É uma evidência que no mundo reemergiu a desconfiança entre povos, a radicalização, o populismo, a discriminação, o ódio racial, o anti-semitismo, a economia ilegal e os fluxos financeiros ilícitos, a exacerbação dos nacionalismos, dos autoritarismos, do terrorismo e das migrações. Ironia esgrouviada por estarmos num tempo em que, inegavelmente, os avanços tecnológicos e científicos favoreceram a Humanidade com melhoramentos que possibilitam ir mais além. Assim aspire o ser humano e disponha de liberdade.

Paulatinamente deixou-se encorpar uma sociabilidade hedonista e solipsista, avessa à ligação homem-cultura-ambiente. Causa, entre outras, de um desiquilíbrio que favoreceu a desvalorização da sabedoria, a emergência climática, a intolerância ao outro, a desumanização do quotidiano, a invasão do homo sapiens pelo homo economicus que determinou a modelação do ser humano a uma unidade de produção e consumo, a prevalência do consumidor sobre a dignidade da pessoa e do cidadão, a homogeneização da personalidade e do gosto. Favorecendo também uma tendência de anestesia crítica e de alienação da memória que certificou o triunfo do yes man, do seu fiel aio: o Power point, amplificada por um ambiente comunicacional baseado no ciberespaço, no qual a caligrafia cedeu lugar à font, a métrica do tráfego no sítio impôs-se à qualidade do conteúdo, mesmo para distinguir o verdadeiro do falso.

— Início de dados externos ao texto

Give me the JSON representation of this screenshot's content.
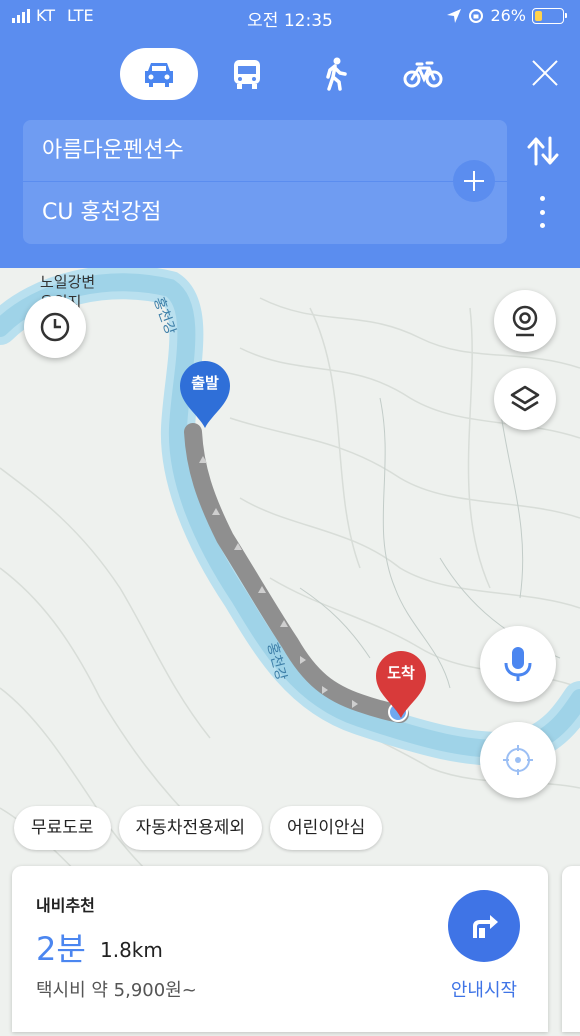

Tudo isto é intensificado por novas realidades como a dark net ou a blockchain que entreabriu a alteração estrutural do sistema de trocas e de pagamentos, em especial uma dinâmica de descentralização, na qual as criptmoedas desafiam as moedas fiat, criam novas formas de anonimato, num fundo de generalizada ciber-ignorância na arbitragem entre o mundo físico e o digital, no qual campeiam meios como o big data, a inteligência artificial, a weaponization of information, o behavioural targeting e o cibercrime que viabilizam o controlo da mente sem vinculação ética ou legal aos direitos humanos, incluindo para fins de lucro, eleitorais ou de vigilância e repressão das liberdades.

Foi neste mundo revolto em que a rua acolhia os coletes amarelos e a marcha das sextas-feiras, que eclodiu a pandemia. A incerteza sobre o seu impacto é espessa, mas existem alguns pontos de referência estáveis sobre o horizonte de curto-médio prazo. Destaco três. Um é o empobrecimento das sociedades, o aprofundamento das desigualdades entre países, regiões, setores económicos e sociais. Um segundo é que a ênfase na sociedade digital é redutora do desenvolvimento socioeconómico até porque o analógico e o quântico são indispensáveis à criação de valor de que a nanotecnologia é um exemplo. O terceiro é que o fôlego do Estado de direito democrático depende da recuperação socio-económica próspera e inclusiva, sem o que existe o perigo de minar a sua autoridade e favorecer a emergência de novos fascismos, manifestamente no horizonte da Europa. Faço notar que a democracia surgiu na Grécia Antiga, mas esteve quase sempre ausente durante dois mil anos até que o séc. XX a revigorou no pós II Guerra Mundial, e que na segunda década do séc. XXI o Capitólio foi invadido pela barbárie, a UE abriu procedimento contra a Hungria e a Polónia devido ao risco manifesto de violação dos valores da UE, a extrema-direita medra, incluindo em Portugal, e na cena mundial consolidou-se uma dinâmica geo-política com centro em potências comerciais e militares autoritárias.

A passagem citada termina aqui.